Well, now that GiveWell has already put in the years of vetting work, we can reliably have a pretty large impact on global poverty just by channeling however many million to AMF + similar. And I guess, it’s not exactly that we need to do too much more than that.
Thanks for following up regarding who was consulted on the Fellowship content.
And nice to know you’re planning to run the upcoming update by some critics. Proactively seeking out critical opinions seems quite important, as I suspect many critics won’t respond to general requests for feedback due to a concern that they’ll be ignored. Michael noted that concern, I’ve personally been discouraged from offering feedback because of it (I’ve engaged with this thread to help people understand the context and history of the current state of EA cause prioritization, not because I really expect CEA to meaningfully change its content/behavior), and I can’t imagine we’re alone in this.
Fwiw, my model of CEA is approximately that it doesn’t want to look like it’s ignoring differing opinions but that, nevertheless, it isn’t super fussed about integrating them or changing what it does.
This is my view of CEA as an organisation. Basically, every CEA staff member I’ve ever met (including Max D) has been a really lovely, thoughtful individual.
I agree with your takes on CEA as an organization and as individuals (including Max).
Personally, I’d have a more positive view of CEA the organization if it were more transparent about its strategy around cause prioritization and representativeness (even if I disagree with the strategy) vs. trying to make it look like they are more representative than they are. E.g. Max has made it pretty clear in these comments that poverty and animal welfare aren’t high priorities, but you wouldn’t know that from reading CEA’s strategy page where the very first sentence states: “CEA’s overall aim is to do the most we can to solve pressing global problems — like global poverty, factory farming, and existential risk — and prepare to face the challenges of tomorrow.”

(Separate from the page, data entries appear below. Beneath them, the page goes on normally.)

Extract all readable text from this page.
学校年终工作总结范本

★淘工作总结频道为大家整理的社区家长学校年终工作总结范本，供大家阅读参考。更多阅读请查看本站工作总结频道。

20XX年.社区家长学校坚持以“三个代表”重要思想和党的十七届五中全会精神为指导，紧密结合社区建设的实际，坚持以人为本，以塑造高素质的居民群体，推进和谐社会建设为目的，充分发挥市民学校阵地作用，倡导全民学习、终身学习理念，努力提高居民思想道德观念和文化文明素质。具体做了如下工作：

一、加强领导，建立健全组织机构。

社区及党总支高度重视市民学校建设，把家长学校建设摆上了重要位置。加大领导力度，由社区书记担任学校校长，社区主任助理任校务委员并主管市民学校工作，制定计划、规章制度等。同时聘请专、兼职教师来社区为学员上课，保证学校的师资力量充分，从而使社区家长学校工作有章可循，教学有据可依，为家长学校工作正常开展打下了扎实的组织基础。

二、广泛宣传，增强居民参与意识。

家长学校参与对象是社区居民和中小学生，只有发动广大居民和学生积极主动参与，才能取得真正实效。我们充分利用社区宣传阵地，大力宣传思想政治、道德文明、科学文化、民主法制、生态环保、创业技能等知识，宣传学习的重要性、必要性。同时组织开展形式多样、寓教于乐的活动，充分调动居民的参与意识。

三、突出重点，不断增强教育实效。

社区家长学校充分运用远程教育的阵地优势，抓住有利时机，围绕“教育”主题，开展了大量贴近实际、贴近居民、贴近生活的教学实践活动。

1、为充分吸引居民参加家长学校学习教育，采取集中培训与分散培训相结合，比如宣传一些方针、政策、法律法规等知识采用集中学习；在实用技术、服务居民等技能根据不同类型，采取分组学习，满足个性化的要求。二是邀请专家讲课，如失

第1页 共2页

It’s possibly worth flagging that these are (sadly) quite long-running issues. I wrote an EA forum post now 5 years ago on the ‘marketing gap’, the tension between what EA organisations present EA as being about and what those the organisations believe it should be about, and arguing they should be more ‘morally inclusive’. By ‘moral inclusive’, I mean welcoming and representing the various different ways of doing the most good that thoughtful, dedicated individuals have proposed.
This gap has since closed a bit, although not always in the way I hoped for, i.e. greater transparency and inclusiveness. As two examples, GWWC has been spun off from CEA, rebooted, and now does seem to be cause neutral. 80k is much more openly longtermist.

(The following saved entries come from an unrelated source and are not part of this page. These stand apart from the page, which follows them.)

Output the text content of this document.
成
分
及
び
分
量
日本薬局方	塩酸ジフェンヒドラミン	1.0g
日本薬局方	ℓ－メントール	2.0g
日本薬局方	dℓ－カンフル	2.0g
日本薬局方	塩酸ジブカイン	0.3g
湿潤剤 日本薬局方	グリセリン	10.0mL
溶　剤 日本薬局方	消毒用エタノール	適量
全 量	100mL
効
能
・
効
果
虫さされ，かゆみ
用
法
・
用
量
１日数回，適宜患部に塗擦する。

I recognise this is a challenging issue, but I still think the right solution to this is for the more central EA organisations to actually try hard to be morally inclusive. I’ve been really impressed at how well GWWC seem to be doing this. I think it’s worth doing this for the same reasons I gave in that (now ancient) blogpost: it reduces groupthink, increases movement size, and reduces infighting. If people truly felt like EA was morally inclusive, I don’t think this post, or any of these comments (including this one) would have been written.
Thanks for sharing that post! Very well thought out and prescient, just unfortunate (through no fault of yours) that it’s still quite timely.
Well, now that GiveWell has already put in the years of vetting work, we can reliably have a pretty large impact on global poverty just by channeling however many million to AMF + similar. And I guess, it’s not exactly that we need to do too much more than that.